Nottinghamshire 100 and 11 for 0 need a further 400 runs to beat Hampshire 166 and 344 for 5 dec (Holland 138*, Dawson 82, Fuller 52*, Paterson 3-65)
Under leaden skies, on a still treacherous pitch, the batters came and went until Ian Holland took a hand. By an hour after lunch at Trent Bridge, 24 had succumbed in all, their average life expectancy 30 balls, the average partnership 14.8 runs. But for the second time in the match Holland regained control, paving a path for Liam Dawson's punishing dash at the other end.
Following his four late Nottinghamshire wickets on Wednesday, Holland's application in an invaluable, un-Bazball like 138 not out from 251 balls was complemented by Dawson's 82 from 111 during a fifth-wicket alliance of 150 that grasped this LV= Insurance County Championship game for Hampshire.
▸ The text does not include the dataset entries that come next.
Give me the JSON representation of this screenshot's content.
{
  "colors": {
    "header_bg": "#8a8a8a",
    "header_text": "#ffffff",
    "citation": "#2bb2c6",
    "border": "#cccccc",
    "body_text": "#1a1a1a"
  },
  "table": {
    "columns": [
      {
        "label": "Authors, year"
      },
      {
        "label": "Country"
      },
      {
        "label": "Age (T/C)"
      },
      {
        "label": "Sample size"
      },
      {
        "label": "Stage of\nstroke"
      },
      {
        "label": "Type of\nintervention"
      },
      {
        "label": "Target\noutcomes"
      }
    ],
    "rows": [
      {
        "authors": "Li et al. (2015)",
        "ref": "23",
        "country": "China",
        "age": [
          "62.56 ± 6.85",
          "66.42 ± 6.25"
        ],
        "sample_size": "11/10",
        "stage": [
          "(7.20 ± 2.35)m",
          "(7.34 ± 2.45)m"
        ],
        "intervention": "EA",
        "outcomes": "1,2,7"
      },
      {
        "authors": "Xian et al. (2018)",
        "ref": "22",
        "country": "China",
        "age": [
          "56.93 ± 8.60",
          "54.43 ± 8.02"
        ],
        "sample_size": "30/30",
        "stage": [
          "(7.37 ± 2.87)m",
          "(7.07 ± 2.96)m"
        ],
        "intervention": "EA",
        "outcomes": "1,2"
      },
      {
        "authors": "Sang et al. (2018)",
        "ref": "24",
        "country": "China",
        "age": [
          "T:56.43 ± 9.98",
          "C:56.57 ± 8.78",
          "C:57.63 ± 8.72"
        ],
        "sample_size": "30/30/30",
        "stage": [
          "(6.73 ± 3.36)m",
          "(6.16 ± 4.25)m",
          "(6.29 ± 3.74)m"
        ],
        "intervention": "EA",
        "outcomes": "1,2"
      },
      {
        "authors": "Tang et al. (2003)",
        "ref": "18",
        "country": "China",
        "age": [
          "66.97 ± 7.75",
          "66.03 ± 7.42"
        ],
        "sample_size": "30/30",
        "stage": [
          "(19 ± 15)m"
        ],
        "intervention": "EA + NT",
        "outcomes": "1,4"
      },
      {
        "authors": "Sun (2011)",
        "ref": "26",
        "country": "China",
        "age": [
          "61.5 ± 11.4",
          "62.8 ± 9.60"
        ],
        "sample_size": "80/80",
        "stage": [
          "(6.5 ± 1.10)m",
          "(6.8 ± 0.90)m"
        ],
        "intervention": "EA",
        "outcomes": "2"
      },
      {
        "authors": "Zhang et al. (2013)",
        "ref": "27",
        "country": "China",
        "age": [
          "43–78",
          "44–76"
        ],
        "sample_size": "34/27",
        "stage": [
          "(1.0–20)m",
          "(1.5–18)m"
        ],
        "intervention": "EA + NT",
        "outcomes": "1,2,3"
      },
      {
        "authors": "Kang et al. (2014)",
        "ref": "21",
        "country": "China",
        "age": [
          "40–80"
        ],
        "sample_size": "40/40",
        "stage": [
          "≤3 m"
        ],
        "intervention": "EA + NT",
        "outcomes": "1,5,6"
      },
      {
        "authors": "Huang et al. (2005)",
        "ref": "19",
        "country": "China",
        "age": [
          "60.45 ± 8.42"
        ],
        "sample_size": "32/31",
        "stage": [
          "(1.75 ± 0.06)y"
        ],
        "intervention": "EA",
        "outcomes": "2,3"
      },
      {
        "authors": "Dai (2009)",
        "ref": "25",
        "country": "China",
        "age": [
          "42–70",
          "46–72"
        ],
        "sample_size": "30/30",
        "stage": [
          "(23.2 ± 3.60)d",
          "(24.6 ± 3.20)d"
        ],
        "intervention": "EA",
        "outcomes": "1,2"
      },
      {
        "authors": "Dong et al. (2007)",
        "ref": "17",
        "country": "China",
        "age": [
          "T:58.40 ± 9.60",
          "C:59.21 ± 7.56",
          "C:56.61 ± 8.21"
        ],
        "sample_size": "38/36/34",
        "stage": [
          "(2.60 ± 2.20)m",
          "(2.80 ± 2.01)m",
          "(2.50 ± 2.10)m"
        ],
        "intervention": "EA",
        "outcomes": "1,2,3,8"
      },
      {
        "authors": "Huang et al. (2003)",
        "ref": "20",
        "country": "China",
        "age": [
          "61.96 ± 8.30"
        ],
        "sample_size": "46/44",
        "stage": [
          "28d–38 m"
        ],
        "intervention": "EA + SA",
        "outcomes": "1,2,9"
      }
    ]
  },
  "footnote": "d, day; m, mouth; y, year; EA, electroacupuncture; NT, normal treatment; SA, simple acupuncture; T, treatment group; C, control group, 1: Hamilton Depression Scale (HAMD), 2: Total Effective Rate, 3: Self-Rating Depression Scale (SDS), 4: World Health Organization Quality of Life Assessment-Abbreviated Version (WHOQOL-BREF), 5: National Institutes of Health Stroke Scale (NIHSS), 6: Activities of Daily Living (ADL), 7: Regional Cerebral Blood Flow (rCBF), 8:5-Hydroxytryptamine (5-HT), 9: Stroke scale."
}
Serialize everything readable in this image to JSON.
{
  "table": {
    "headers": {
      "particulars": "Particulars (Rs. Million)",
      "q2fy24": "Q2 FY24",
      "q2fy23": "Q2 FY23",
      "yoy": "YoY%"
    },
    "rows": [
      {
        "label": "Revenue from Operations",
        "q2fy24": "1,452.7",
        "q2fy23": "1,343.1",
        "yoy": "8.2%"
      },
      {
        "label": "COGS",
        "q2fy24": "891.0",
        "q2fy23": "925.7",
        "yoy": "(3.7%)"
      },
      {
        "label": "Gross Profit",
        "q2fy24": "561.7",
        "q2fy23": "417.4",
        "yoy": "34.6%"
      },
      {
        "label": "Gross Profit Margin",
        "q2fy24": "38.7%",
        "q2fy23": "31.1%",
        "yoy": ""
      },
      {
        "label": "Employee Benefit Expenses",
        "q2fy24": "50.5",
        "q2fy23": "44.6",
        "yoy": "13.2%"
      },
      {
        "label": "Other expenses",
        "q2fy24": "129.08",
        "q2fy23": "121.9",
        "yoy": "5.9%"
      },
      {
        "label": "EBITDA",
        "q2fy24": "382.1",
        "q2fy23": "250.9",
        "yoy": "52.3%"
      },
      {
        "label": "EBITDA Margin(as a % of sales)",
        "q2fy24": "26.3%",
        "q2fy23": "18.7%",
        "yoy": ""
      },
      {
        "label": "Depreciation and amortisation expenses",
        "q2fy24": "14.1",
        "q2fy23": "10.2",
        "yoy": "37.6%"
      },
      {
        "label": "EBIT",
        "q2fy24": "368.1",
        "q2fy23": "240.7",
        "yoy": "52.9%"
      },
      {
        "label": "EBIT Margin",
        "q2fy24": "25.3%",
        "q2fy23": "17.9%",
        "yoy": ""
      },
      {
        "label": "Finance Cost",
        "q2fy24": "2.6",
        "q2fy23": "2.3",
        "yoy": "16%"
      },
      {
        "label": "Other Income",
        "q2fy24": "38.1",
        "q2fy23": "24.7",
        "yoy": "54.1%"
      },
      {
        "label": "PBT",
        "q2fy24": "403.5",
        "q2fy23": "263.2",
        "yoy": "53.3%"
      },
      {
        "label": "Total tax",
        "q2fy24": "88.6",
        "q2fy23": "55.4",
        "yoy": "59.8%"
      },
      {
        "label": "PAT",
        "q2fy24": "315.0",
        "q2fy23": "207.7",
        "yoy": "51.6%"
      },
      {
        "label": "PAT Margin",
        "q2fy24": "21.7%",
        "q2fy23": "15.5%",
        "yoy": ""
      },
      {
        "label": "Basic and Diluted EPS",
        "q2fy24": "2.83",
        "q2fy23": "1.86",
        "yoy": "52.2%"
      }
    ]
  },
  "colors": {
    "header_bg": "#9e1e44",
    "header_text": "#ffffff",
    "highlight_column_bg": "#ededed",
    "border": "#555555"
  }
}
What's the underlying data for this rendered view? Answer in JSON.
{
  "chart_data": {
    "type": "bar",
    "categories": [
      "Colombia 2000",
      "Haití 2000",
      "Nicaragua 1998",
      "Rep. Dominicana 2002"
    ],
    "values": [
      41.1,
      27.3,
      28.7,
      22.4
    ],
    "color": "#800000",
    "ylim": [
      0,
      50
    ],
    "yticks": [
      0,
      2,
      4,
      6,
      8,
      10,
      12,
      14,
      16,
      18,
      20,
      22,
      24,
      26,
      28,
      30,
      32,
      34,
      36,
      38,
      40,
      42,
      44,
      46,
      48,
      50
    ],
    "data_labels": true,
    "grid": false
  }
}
Rubbing it in, James Fuller swatted a violent unbeaten 52 at the end before a declaration with two overs left.
Resuming earlier, Nottinghamshire survived three overs before their remaining five wickets were suddenly swept away for as many runs in 35 balls by Kyle Abbott and Mohammad Abbas. Blink and another had fallen. Out for exactly 100, they trailed by 66 on first innings.
From 89 for 4 when Hampshire batted again, however, as the pitch slowly yielded its demons, Holland, the opener, resolute at one end, and Dawson prospered in afternoon sun to help set a target of 411 by the close reached with Nottinghamshire on 11 without loss. Holland's staunch five-hour hundred was his first for 27 months.
There are some niche distinctions in the game but Holland is undoubtedly the sole player in cricket history to be born in Wisconsin, raised in Australia, carrry a British passport via his father and yet boast a fourth nation as his surname. He watched as Fletcha Middleton offered a defensive bat to Dane Paterson's second ball only for it to drop and roll agonisingly on to the stumps, barely dislodging a bail.
Paterson then undid Nick Gubbins and James Vince either side of lunch before the skittish Ben Brown skipped out to drive Brett Hutton to mid-off and bring in Dawson, the lead standing at 155. Negating seam movement by advancing to attack, Dawson helped pull the game away from Nottinghamshire through 36 overs spanning tea.
With Holland bedded in but putting the bad ball away, he grew ever more aggressive, surviving a chance off Paterson when 56. Though his partner had enjoyed a 34-run start, Dawson was on the verge of catching him when finally he sliced a lavish drive to slip. After a poor start to the Championship campaign, he has now made 483 runs at 60.37 in his last six matches.
Fuller arrived to take up the punishment before a shower intervened just before 6pm and just after Holland's landmark from 224 balls. With four more overs lost, Nottinghamshire took the new ball on resumption but Fuller charged to his fifty from 41 balls in a withering late assault, now merrily joined by Holland, that passed 100 for the sixth wicket in only 83 balls before the surprise Stokes-like closure.
The home side's paltry performance at the start was not as unusual as may be thought: there have been six lower all-out tallies in the first division this season, five of them indeed involving one of these two sides.
Nottinghamshire were dismissed only three innings previously for 92 in Taunton and Hampshire fell for 97 at home to Warwickshire in early May. Hampshire knocked over Kent for 95 and both teams annihilated Northamptonshire, out for 72 and 56. The latter, inflicted by Hampshire, remains the division's most abject score this summer.